Pelaku Tinggalkan Jejak Tiga Tulisan seperti Ini Tulisannya | Berita Terbaru Hari ini

Close

Pelaku Tinggalkan Jejak Tiga Tulisan seperti Ini Tulisannya

  • 2019-05-14 penulis : Fino
  • Editor :junaedi
  • dibaca :750
Pelaku Tinggalkan Jejak Tiga Tulisan seperti Ini Tulisannya Petugas kepolisian saat melakukan olah TKP penemuan mayat wanita termutilasi.(firman)

MALANG -Polres Malang Kota (Makota) masih terus berusaha menyelidiki kasus wanita termutilasi di lantai 2 Pasar Besar, Kota Malang, Selasa. Diperoleh informasi, polisi agak kesulitan mendapatkan identitas korban.


Sumber di Makota, kondisi mayat korban sulit dindentifikasi. Baik dari wajah dan sidik jarinya sudah rusak.


''Kami masih berusaha untuk mencari petunjuk lain. Mudah-mudahan tidak segera kami ungkap,'' terang sumber yang enggan disebut jati dirinya ini.

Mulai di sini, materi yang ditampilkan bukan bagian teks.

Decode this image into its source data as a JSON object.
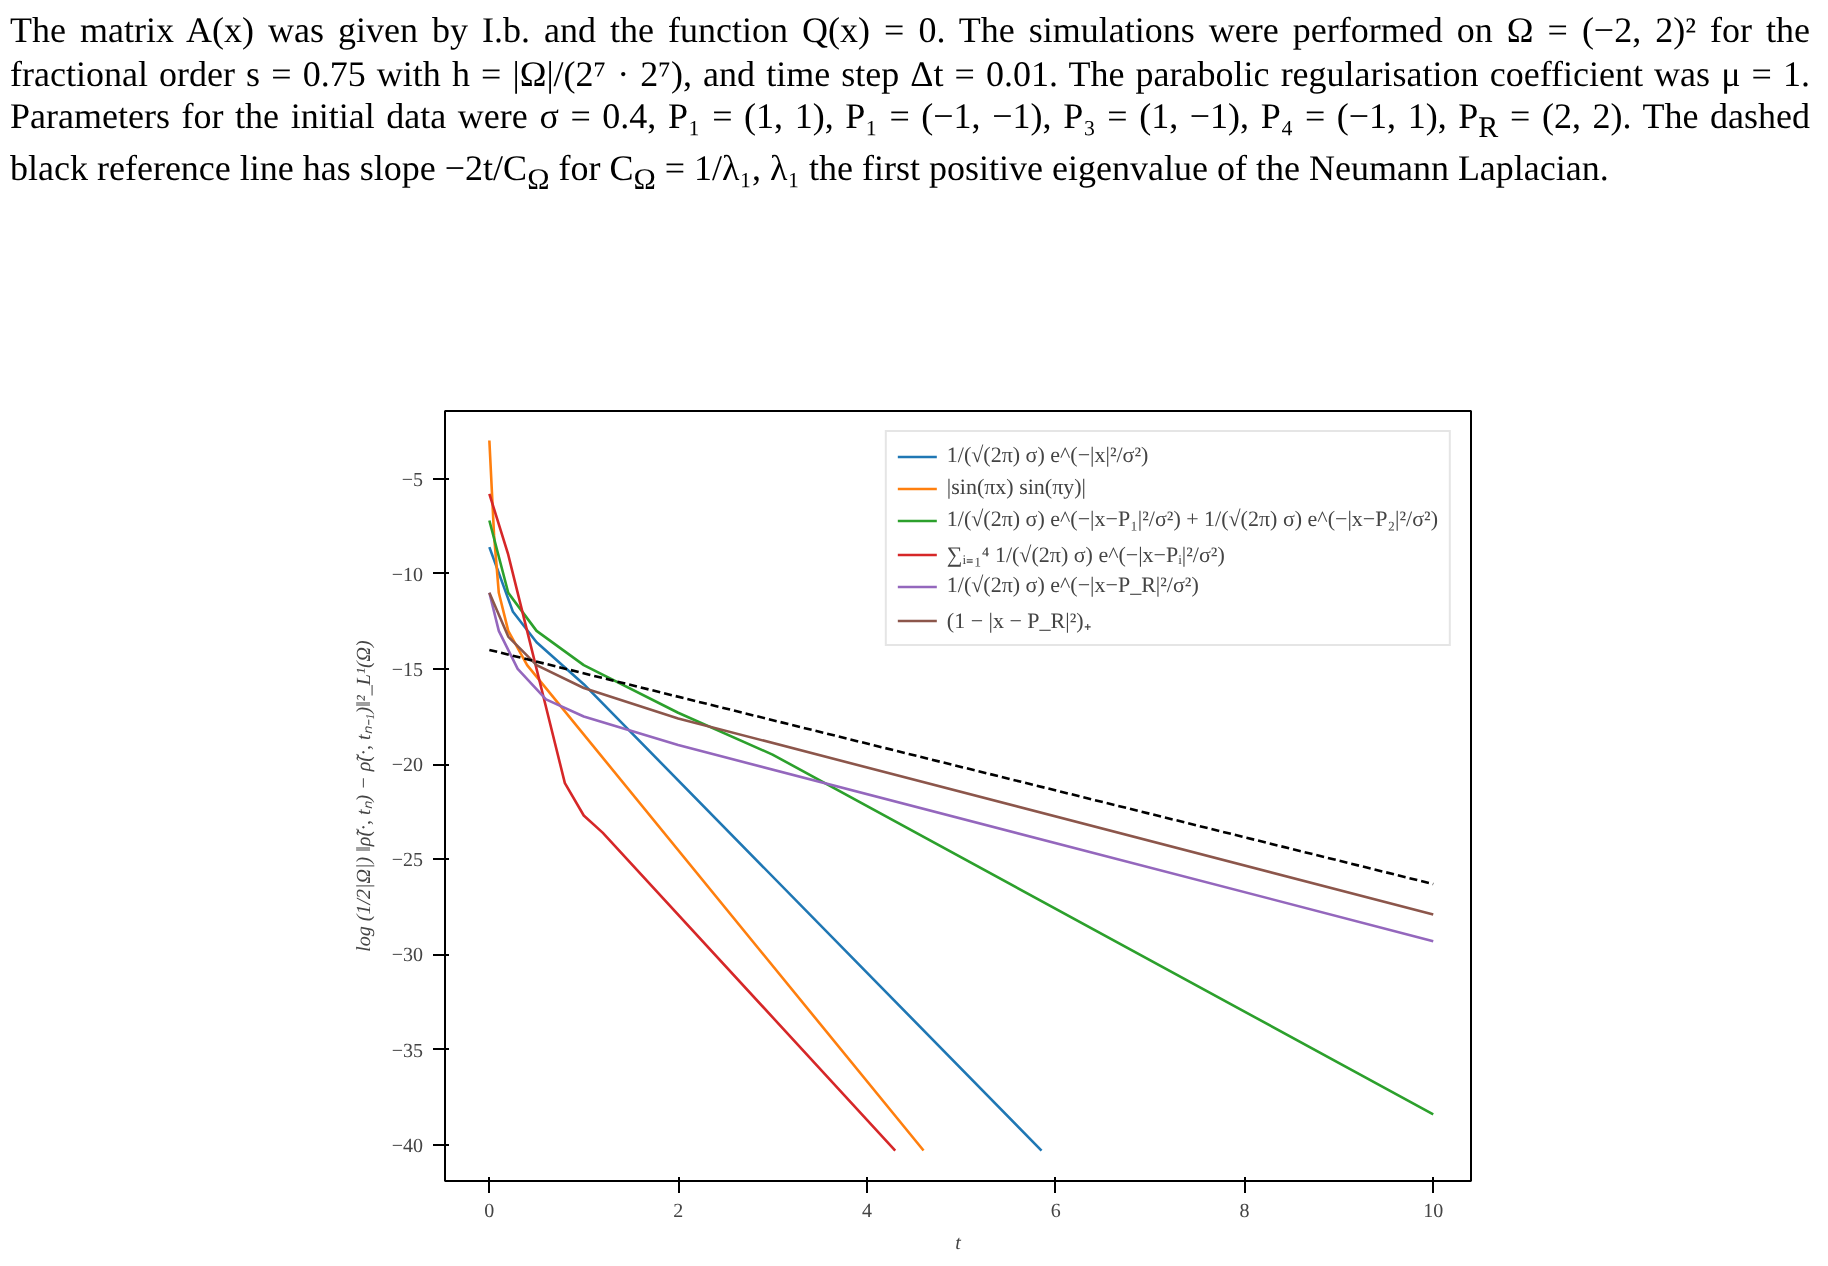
{
  "chart_data": {
    "type": "line",
    "xlabel": "t",
    "ylabel": "log (1/2|Ω|) ‖ρ̃(·, tₙ) − ρ̃(·, tₙ₋₁)‖²_L¹(Ω)",
    "annotations": [
      "The matrix A(x) was given by I.b. and the function Q(x) = 0. The simulations were performed on Ω = (−2, 2)² for the fractional order s = 0.75 with h = |Ω|/(2⁷ · 2⁷), and time step Δt = 0.01. The parabolic regularisation coefficient was μ = 1. Parameters for the initial data were σ = 0.4, P₁ = (1, 1), P₁ = (−1, −1), P₃ = (1, −1), P₄ = (−1, 1), P$_{R}$ = (2, 2). The dashed black reference line has slope −2t/C$_{Ω}$ for C$_{Ω}$ = 1/λ₁, λ₁ the first positive eigenvalue of the Neumann Laplacian."
    ],
    "xlim": [
      -0.47,
      10.4
    ],
    "ylim": [
      -41.9,
      -1.45
    ],
    "xticks": [
      0,
      2,
      4,
      6,
      8,
      10
    ],
    "yticks": [
      -5,
      -10,
      -15,
      -20,
      -25,
      -30,
      -35,
      -40
    ],
    "grid": false,
    "legend": "top right",
    "marker": "none",
    "line_style": "solid",
    "series": [
      {
        "name": "1/(√(2π) σ) e^(−|x|²/σ²)",
        "color": "#1f77b4",
        "x": [
          0,
          0.25,
          0.5,
          1,
          5.85
        ],
        "values": [
          -8.6,
          -12,
          -13.6,
          -15.8,
          -40.3
        ]
      },
      {
        "name": "|sin(πx) sin(πy)|",
        "color": "#ff7f0e",
        "x": [
          0,
          0.05,
          0.1,
          0.2,
          0.4,
          4.6
        ],
        "values": [
          -3,
          -8,
          -11,
          -13,
          -14.8,
          -40.3
        ]
      },
      {
        "name": "1/(√(2π) σ) e^(−|x−P₁|²/σ²) + 1/(√(2π) σ) e^(−|x−P₂|²/σ²)",
        "color": "#2ca02c",
        "x": [
          0,
          0.2,
          0.5,
          1,
          2,
          3,
          10
        ],
        "values": [
          -7.2,
          -11,
          -13,
          -14.8,
          -17.3,
          -19.5,
          -38.4
        ]
      },
      {
        "name": "∑ᵢ₌₁⁴ 1/(√(2π) σ) e^(−|x−Pᵢ|²/σ²)",
        "color": "#d62728",
        "x": [
          0,
          0.2,
          0.4,
          0.6,
          0.8,
          1.0,
          1.2,
          4.3
        ],
        "values": [
          -5.8,
          -9,
          -13,
          -17,
          -21,
          -22.7,
          -23.6,
          -40.3
        ]
      },
      {
        "name": "1/(√(2π) σ) e^(−|x−P_R|²/σ²)",
        "color": "#9467bd",
        "x": [
          0,
          0.1,
          0.3,
          0.6,
          1,
          2,
          10
        ],
        "values": [
          -11,
          -13,
          -15,
          -16.6,
          -17.5,
          -19,
          -29.3
        ]
      },
      {
        "name": "(1 − |x − P_R|²)₊",
        "color": "#8c564b",
        "x": [
          0,
          0.2,
          0.5,
          1,
          2,
          10
        ],
        "values": [
          -11,
          -13.3,
          -14.8,
          -16,
          -17.6,
          -27.9
        ]
      },
      {
        "color": "#000000",
        "line_style": "dashed",
        "x": [
          0,
          10
        ],
        "values": [
          -14,
          -26.3
        ]
      }
    ]
  }
}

Yang pasti, dari penyelidikan sementara, korban diduga dibunuh sudah lebih dari tiga hari lalu. Semua bagian tubuh yang ditemukan, dalam kondisi menghiitam dan membusuk.


Pelaku meninggalkan jejak berupa sejumlah tulisan. Tulisan itu ditempatkan di dinding kamar mandi dan di potongan tubuh korban. Ada tidak tulisan yang ditinggalkan pelakunya.


Tulisan pertama ditulis di atas kertas dengan warna hitam. Tulisan ini ditempel dengan selotip di dinding dekat tangga. Tulisan kedua, ditempelkan di atas kertas koran dengan warna merah. Satu lagi, dituliskan di dinding pilar dekat penemuan mayat. 


Berikut petikan tulisan yang diduga kuat ditinggalkan pelakunya.


“Ilmu dukunmu yang kamu pelajari suatu saat akan memakan dirimu sendiri mati atau meninggal dunia dengan mengenaskan sekali. Sudah ada kejadian di Muharto Malang Jawa Timur, Muharto Gang 5, Inaliwainalilahirojiun. Dan ilmu strumanmu nantinya juga akan memakan tuannya sendiri, yang mempergunakannya tiap hari apalagi nyetrum aku.”


Selain menyebutkan Muharto gang 5, dalam tulisan, pelaku mutliasi juga menyebut dua nama, Suyito dan Suyitno. 


Jasad wanita termutilasi sebelumnya ditemukan petugas keamanan Pasar Besar Malang, Abdul Adhim, 50, warga Jalan Mayjen Panjaitan Penanggungan dan Maadi Chilman, 47,  pedagang pasar ini. Mereka awalnya mencari aroma bau busuk yang mengganggu.